Brannon Braga: I was never interested in time travel in terms of it’s mechanics. It’s mechanics can be a bit of a headache. It’s emotion. You can get… you can put a character through an emotional trial and take them to places to you can’t otherwise. I look at “All Good Things…” which was a very ambitious piece of time travel, but if you really look at it it’s… if it was a novel, or even… if you took the time travel out, it could just be a story that happened to take place in the beginning, middle, and end of someone’s life. And I’m sure novels like that have been written; stories like that have been written.

If you simply say, “This isn’t literal; this is just the way we’re telling the story”, you think to yourself, “Well, what’s the big deal?” It’s not until you literalize it that you take it to the next level, and you say the person is experiencing this. Then it becomes emotional, times ten. Does that make any sense at all?

TrekCore: Yeah, I think so. I think once you moved on from The Next Generation to Voyager, there was some fans who went the Deep Space Nine way, some fans went the Voyager way. What are your feelings about Deep Space Nine? I don’t think I’ve ever heard your thoughts on the series. Have you seen it all?

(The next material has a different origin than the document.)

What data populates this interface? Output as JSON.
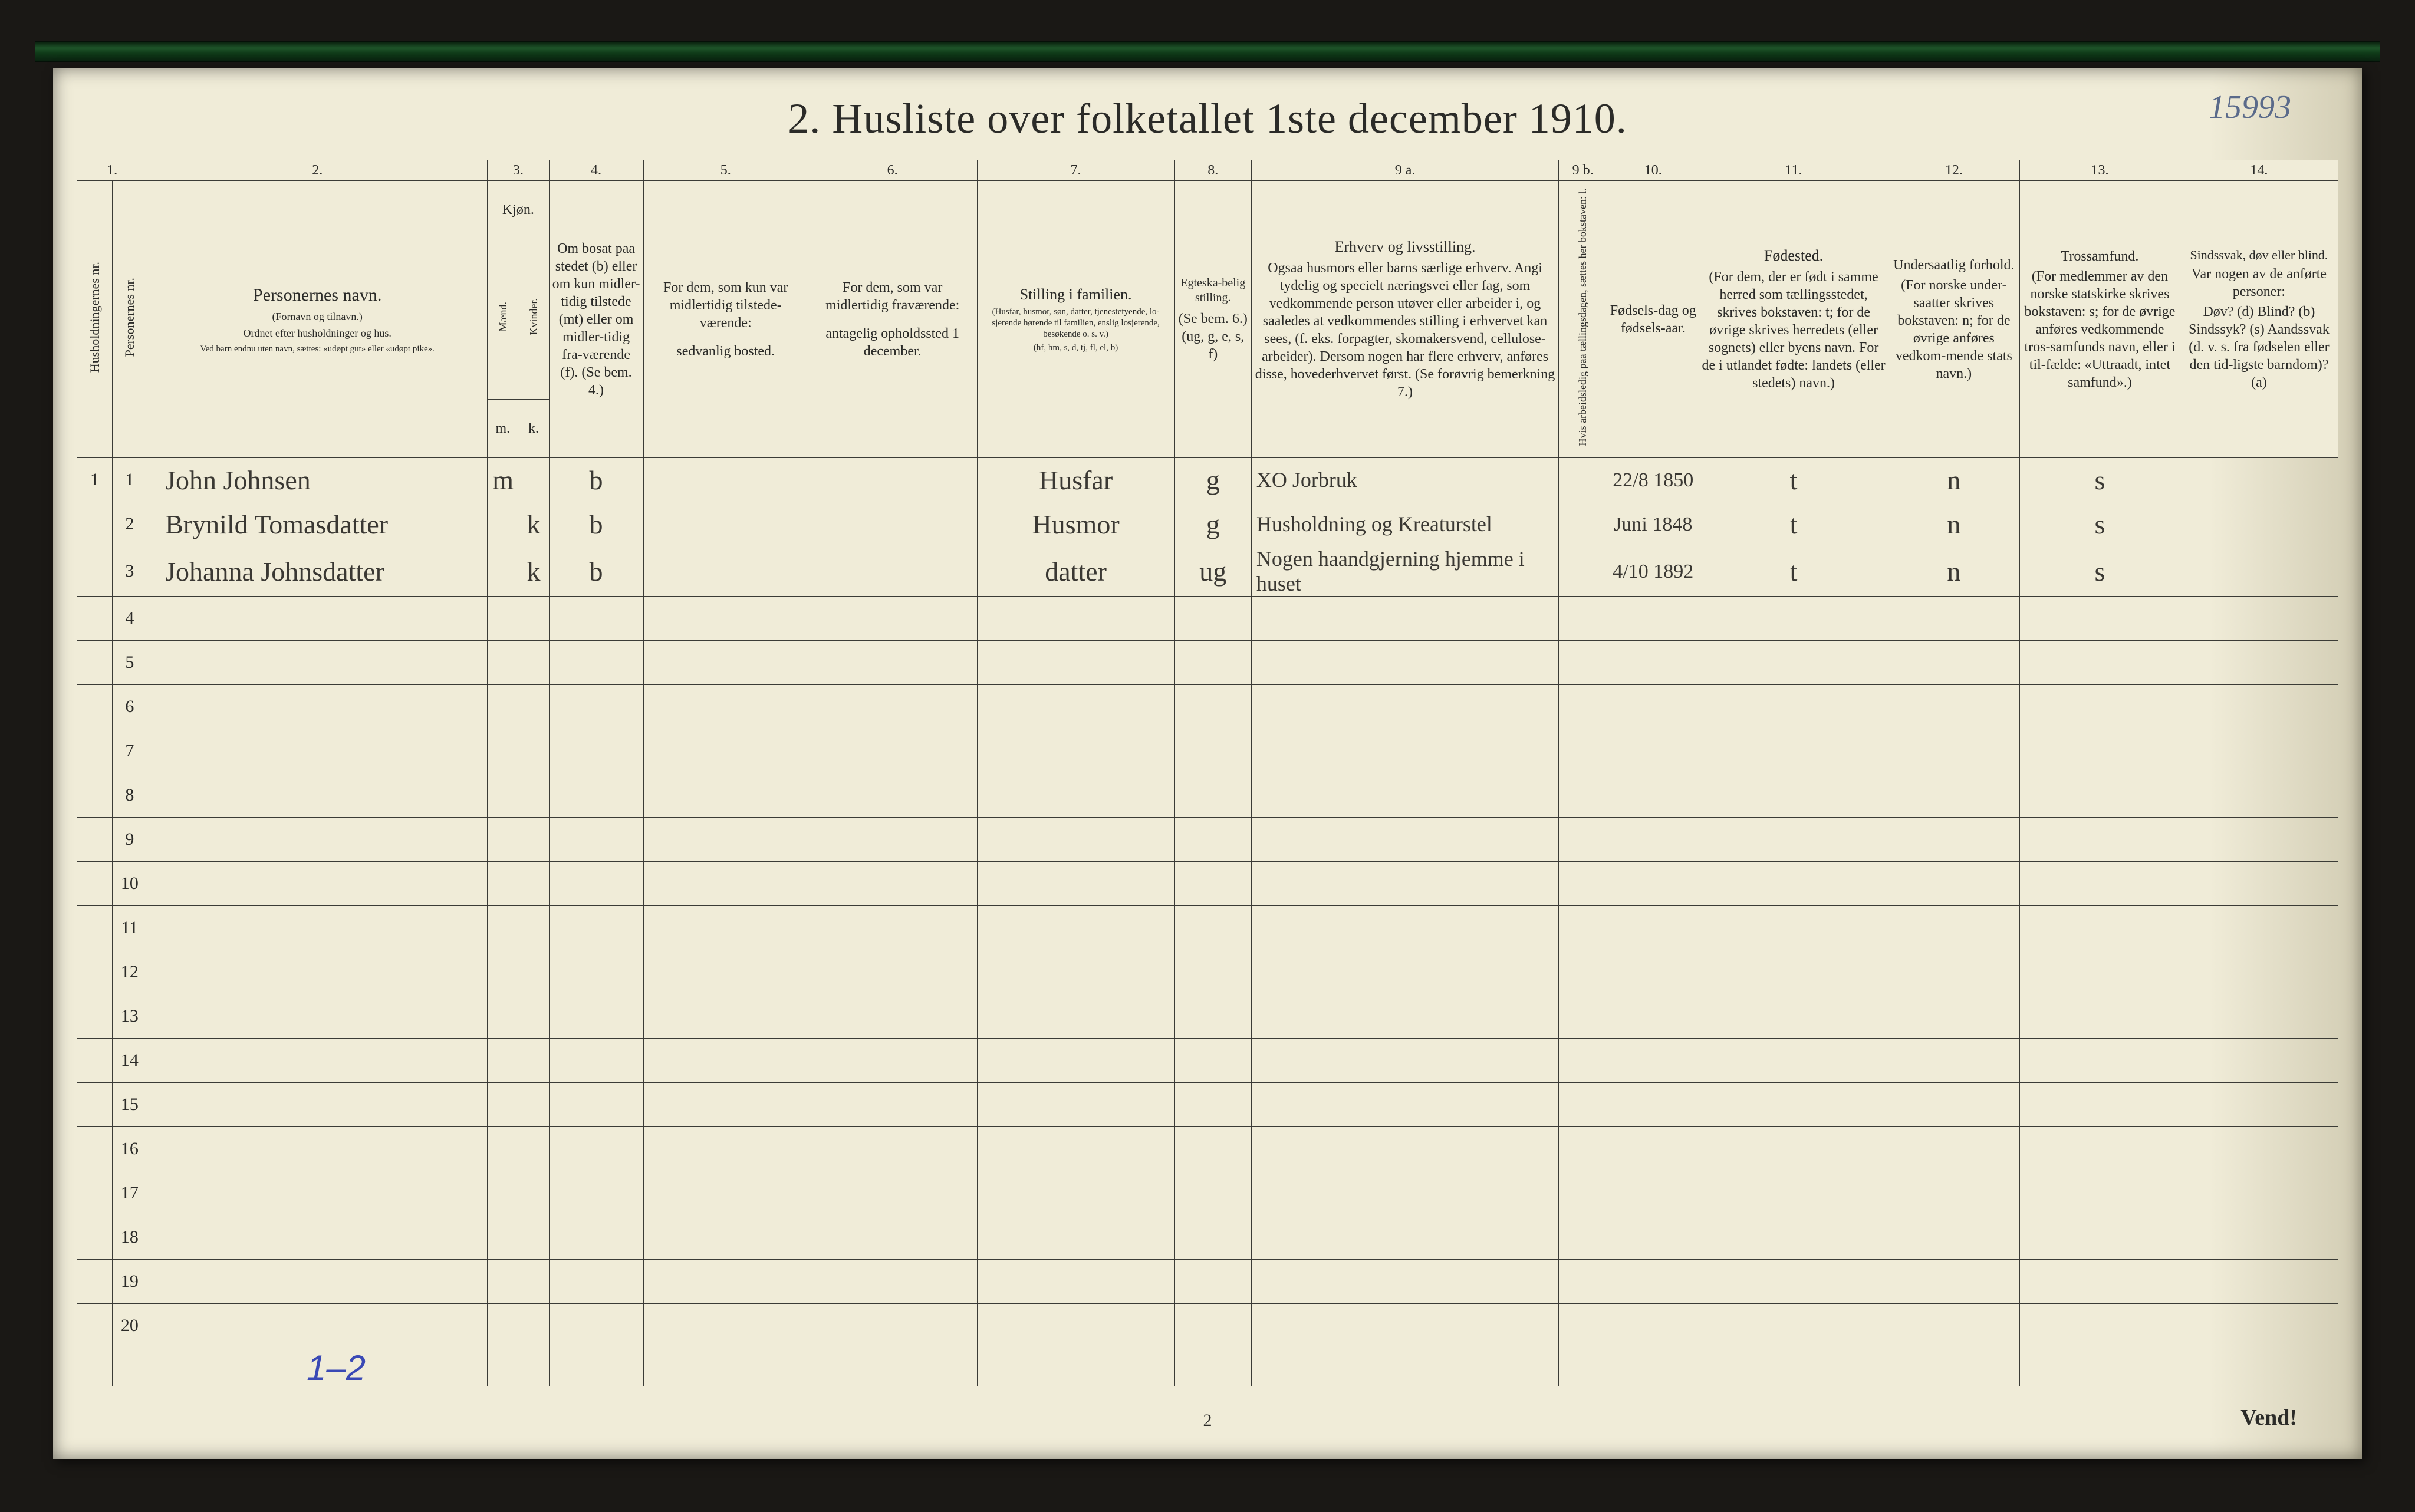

Brannon Braga: Of course I’ve seen Deep Space Nine. I was very aware of Deep Space Nine. The writers worked in the same building. We saw each other every day. There was some cross-pollination; I wrote a couple of Deep Space Nine scenes with Bashir, in an episode called “Birthright” in The Next Generation.

So I actually… the only character I’ve ever written for DS9 was Bashir. But Ron and I, you have to remember, Ron Moore and I were working very closely on the movies at that time, so he always knew what I was doing, and I always knew what he was doing. He was always writing a Deep Space Nine script, and I was always writing a Voyager script. We talked all the time; we cross-pollinated I thought Deep Space Nine was terrific. Again, I will say there are episodes of that show like “The Visitor” that are considered classics, but, for some reason, aren’t necessarily spoken in the same breath as some of the Next Generation‘s. But that’s because it was a newer thing.

TrekCore: Do you think that Deep Space Nine, in a way, enjoyed more liberty being in syndication, whereas Voyager was confined to this network so you had the network bosses dictating a large amount of what you can and cannot do?

Brannon Braga: I don’t think Deep Space Nine benefited from being in syndication. I mean, I can’t say for sure, I would say Deep Space Nine benefited more from being third. Being the third series, and there it was… but then Voyager came along, and it was almost like – it’s hard to describe. They started to experiment with serialized storytelling. Stuff that for some reason, they just got away with; that they were able to do, because they were… maybe they almost HAD to do something. They had to set themselves apart, somehow. I don’t know. I wasn’t in the writers room.

Personally, with Deep Space Nine, I don’t think Voyager should have come on the air so quickly. I think Deep Space Nine should have been on its own for a while.

TrekCore: Do think it was pushed out too fast?

Brannon Braga: I think it was, for want of better words, I think they were just kind of laying low and doing their thing, those Deep Space Nine guys. They quietly built an amazing television show. In some ways, I suspect, maybe Rick Berman was more focused on other things, and they just were able take bigger risks than we were.